Aya Aso, CEO of SAVVY Collective and founder of Ladies in Hotel, said: “With Japan, Korea, Hong Kong and China’s workforce shrinking, it is imperative to tap into as many vulnerable and underutilized groups as possible. Demographic groups. Embracing individuality and inclusion helps the company grow and develops other employees as well.”

Ruth Marie Jarman, chief executive of Jarman International, said that as the customer base diversifies and demographics change, “you need the top levels of the company to reflect that diversity in order to create a diverse market that attracts customers. Sexual products and services”.

She gave the example of a company that makes bras. “That was 10 years ago, and they were trying to figure out how to sell cool bras for summer. The executives were old gentlemen and they didn’t know how to sell them. Then, when they brought in female executives, sales skyrocketed.”

Pasona Group, Japan’s leading human resources firm, made a bold move during the pandemic to shift core functions from its Tokyo headquarters to Awaji Island in Hyogo Prefecture, near Kobe, and relocate about 1,200 employees.

Riho Kato, general manager of the CPU division, said the move is both to expand the business by bringing more people to rural areas and to diversify the workforce. “We have 100 people from 30-40 countries working with us – from young to old, people with disabilities, artists from different cultures and backgrounds, athletes.”

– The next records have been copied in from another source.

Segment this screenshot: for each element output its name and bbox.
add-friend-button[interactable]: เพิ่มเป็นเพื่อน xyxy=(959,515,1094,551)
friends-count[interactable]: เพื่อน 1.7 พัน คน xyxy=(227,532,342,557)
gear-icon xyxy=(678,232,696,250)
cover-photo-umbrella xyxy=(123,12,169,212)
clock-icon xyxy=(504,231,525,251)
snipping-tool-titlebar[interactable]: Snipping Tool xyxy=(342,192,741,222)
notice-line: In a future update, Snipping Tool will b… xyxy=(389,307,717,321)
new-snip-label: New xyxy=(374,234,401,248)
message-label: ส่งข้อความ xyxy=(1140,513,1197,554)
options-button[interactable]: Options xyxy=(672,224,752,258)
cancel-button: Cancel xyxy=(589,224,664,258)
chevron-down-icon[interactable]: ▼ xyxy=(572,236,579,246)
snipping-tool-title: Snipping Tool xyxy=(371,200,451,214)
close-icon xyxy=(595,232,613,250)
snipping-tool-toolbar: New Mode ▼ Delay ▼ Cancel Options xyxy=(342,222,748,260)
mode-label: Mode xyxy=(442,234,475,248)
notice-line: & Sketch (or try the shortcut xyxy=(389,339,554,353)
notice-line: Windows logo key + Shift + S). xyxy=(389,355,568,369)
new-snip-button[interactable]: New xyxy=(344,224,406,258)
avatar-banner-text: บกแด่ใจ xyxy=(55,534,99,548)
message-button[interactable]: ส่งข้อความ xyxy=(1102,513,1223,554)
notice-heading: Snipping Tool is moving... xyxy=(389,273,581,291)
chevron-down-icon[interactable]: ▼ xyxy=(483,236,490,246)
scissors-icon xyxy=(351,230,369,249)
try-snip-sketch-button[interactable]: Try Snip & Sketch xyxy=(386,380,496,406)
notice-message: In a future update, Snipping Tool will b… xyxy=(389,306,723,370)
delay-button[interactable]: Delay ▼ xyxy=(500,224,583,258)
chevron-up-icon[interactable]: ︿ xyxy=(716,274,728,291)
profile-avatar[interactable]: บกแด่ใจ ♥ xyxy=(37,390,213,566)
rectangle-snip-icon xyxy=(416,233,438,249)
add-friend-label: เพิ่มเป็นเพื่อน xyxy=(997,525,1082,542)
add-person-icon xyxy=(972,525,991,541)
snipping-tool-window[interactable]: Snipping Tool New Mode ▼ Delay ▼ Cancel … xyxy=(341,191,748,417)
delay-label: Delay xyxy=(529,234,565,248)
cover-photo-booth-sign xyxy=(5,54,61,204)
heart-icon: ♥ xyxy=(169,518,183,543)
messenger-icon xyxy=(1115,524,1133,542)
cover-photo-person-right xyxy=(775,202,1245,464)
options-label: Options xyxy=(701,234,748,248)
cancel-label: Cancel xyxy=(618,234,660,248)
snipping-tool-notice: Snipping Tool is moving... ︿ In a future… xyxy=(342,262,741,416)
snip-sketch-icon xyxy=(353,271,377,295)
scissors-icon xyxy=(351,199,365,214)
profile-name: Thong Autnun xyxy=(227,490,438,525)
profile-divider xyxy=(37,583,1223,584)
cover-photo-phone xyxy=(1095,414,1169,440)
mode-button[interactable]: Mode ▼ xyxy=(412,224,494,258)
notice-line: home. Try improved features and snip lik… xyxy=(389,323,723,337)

Asked whether recruiting in Awaji was a challenge, Kato said: “Japan is Japan, and it doesn’t matter even if it’s a rural area. In fact, they sometimes prefer it. We want to bring together diverse talent—for example, there are Many professionals have a lot to contribute in retirement and can bring a different perspective to the hospitality industry.”

takeaway diverse

From left: Riho Kato, Pasano Group; Ruth Jarman and Aya Aso: “We have 100 employees from 30-40 countries working with us – from young to old, disabled, people from different cultures and backgrounds Artists, athletes.”

A trickier topic is the LGBTQ community. A 2018 Dentsu study shared by Dykes revealed that 8.9% of Japanese people aged 20 to 59 identify as LGBT, while a recently passed controversial LGBT anti-discrimination law has sparked major social and political debate, making The topic just got hotter. controversial.

Asked about diversity and inclusion and whether JTB would consider moving its headquarters to rural areas to fundamentally change the workforce demographics, JTB’s Yamakita said the idea is not impossible and Japan must find a way to address issues such as LGBTQ group.